The passive aggressive approach is to just have the water turned off and when the tenant asks say "Yea, I said to get it put in your name. Nobody was paying for it so they shut it off." That would fit with the narrative you've already given the tenant I think. There's no need to turn it into an additional social transaction if you're worried about that. As someone who often forgets about certain things when I move into a new place, I can tell you that I wouldn't question that narrative at all. I'd go to turn on the sink, realize the water was off, remember being told to get it put in my name, and then feel shame at my irresponsibility.
For what others have said, I wouldn't do that. It's probably a real good way to get human shit on your ceiling.

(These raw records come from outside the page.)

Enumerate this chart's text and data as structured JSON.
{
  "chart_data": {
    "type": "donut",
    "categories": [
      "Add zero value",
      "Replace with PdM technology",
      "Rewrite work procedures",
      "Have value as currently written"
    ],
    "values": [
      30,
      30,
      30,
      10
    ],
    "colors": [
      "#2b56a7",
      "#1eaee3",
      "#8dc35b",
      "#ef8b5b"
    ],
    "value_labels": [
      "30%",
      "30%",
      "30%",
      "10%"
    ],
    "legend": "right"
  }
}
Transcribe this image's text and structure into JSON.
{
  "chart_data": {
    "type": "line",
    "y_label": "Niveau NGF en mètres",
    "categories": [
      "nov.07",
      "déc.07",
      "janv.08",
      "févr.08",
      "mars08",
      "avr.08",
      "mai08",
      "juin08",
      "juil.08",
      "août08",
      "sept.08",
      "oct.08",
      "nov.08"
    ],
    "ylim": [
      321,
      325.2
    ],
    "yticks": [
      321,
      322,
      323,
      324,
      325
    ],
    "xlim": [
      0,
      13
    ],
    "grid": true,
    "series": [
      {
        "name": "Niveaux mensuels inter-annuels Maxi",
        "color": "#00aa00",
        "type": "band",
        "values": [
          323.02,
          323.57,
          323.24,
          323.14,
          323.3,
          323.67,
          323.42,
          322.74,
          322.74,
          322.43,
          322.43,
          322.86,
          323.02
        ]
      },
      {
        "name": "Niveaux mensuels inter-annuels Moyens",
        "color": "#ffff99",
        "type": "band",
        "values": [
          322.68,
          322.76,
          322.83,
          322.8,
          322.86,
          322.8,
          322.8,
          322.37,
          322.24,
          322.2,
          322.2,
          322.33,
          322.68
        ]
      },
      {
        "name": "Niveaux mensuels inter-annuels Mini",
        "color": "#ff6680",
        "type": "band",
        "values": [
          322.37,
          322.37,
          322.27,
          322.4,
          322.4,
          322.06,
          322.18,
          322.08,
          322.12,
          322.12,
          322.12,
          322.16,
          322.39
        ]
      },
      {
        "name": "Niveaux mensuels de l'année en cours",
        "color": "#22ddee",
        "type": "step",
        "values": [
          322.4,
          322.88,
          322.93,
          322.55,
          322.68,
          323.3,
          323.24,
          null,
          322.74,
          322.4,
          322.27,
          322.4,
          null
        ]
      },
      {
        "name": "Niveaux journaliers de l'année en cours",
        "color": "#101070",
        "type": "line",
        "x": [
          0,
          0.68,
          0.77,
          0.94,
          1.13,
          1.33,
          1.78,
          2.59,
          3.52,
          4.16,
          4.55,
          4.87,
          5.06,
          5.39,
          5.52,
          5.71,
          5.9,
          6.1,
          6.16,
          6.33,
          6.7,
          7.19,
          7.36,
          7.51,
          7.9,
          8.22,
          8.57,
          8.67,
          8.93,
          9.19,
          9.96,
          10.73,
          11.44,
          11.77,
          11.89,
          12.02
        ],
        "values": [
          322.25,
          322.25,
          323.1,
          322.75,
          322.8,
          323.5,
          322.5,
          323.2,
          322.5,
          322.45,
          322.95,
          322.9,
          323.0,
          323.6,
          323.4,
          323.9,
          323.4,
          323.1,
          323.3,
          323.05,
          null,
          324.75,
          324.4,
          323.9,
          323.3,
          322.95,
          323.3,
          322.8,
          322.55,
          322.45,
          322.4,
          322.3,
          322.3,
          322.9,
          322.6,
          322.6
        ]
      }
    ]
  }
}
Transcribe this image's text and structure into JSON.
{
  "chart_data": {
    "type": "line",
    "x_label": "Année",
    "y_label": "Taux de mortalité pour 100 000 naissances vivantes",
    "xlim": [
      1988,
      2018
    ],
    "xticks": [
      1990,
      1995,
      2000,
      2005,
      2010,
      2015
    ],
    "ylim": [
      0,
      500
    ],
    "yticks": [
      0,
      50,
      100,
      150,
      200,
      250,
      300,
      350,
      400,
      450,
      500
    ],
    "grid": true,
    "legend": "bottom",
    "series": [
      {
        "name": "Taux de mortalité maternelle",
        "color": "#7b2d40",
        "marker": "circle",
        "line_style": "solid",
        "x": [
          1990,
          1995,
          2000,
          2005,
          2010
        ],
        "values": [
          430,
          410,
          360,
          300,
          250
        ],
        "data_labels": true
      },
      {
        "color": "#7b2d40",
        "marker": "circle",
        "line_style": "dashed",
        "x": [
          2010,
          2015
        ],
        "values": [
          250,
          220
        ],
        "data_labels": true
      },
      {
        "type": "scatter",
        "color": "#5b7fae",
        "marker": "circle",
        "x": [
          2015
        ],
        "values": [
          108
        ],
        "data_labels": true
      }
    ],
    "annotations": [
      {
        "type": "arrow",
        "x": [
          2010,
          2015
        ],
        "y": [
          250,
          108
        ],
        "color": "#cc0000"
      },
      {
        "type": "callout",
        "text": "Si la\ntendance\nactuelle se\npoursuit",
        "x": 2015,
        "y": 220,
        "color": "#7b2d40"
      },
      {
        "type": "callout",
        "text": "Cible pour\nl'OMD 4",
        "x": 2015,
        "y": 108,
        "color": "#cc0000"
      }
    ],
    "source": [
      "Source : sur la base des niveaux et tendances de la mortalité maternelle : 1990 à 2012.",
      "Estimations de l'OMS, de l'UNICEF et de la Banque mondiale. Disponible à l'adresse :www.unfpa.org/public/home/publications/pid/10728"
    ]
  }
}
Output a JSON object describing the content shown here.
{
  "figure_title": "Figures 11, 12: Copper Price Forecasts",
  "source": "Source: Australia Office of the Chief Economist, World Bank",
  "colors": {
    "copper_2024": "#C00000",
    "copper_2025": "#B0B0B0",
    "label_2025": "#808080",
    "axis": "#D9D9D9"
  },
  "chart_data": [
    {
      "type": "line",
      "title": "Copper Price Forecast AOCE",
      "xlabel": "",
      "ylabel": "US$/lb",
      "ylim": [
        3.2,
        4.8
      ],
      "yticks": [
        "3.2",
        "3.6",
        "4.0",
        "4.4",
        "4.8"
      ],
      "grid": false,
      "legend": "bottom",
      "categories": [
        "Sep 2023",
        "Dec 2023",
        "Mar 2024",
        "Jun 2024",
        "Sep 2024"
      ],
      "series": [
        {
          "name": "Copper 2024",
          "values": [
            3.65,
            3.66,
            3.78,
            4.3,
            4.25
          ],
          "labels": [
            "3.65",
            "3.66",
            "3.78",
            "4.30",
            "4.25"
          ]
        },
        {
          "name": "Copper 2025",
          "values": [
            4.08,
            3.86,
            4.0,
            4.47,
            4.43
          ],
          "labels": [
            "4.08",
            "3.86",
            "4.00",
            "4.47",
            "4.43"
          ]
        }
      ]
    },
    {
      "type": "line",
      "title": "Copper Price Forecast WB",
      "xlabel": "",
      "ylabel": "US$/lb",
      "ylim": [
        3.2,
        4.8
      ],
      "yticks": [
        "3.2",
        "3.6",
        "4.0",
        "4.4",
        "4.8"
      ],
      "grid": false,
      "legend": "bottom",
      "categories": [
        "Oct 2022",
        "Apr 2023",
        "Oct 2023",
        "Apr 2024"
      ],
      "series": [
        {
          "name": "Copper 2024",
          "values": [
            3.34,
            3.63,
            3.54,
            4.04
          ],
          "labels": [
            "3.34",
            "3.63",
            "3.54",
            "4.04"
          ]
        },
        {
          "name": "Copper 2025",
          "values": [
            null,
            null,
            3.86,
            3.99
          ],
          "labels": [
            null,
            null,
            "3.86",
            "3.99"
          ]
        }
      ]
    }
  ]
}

I just bought my first rental house, and I go back and forth on utilities. Specifically around here, I know the gas company sucks at transferring service. Their "new service" guys are not nearly as backed up as their "terminate service" guys and so the new service guy comes out right away, sees the gas is on, and says, sweet! Then three weeks later the terminate service guy comes out and shuts off the gas. It's two separate systems that don't talk to each other, because that's what happens when there's no competition, broken processes stay broken. This has happened to me and everyone I know every time. It's always..."I think my hot water heater is broken, I had a cold shower this morning." And then a few days later "You'll never guess what the silly gas company did."
So for gas, water, trash, and the like, I think pick a conservative amount and build it into the rent. To handle the "wastefulness of the free" you could offer some sort of rebate or credit if they use it responsibly (define that carefully though).
For electricity (along the gulf coast anyway, because A/C can go nuts) I think tenant pays. I've seen thousand dollar electric bills if people don't manage the thermostat in the summer.
Cable/internet would be another tenant one. I can argue for this to be a landlord thing, but it's a weak argument. I'd rather repair the damage the installer does to the house then mess with trying to return boxes/modems.
Landscaping I think I'll pay, because it is something I enjoy doing so I'll just do it myself. This one will probably be a conversation with the tenant though. I can imagine the appeal of renting a house might be getting to putter around in the yard. All kinds of folks.
I'm not sure how legit it is to withhold something like the water bill from the security deposit unless the lease specifically calls out water as a tenant responsibility. The more legit way to do that would be to deduct water from the rent paid and treat it like late rent. That probably is going to vary by state so check your local rules. I was very surprised about what is, and what is not, a valid security deposit item.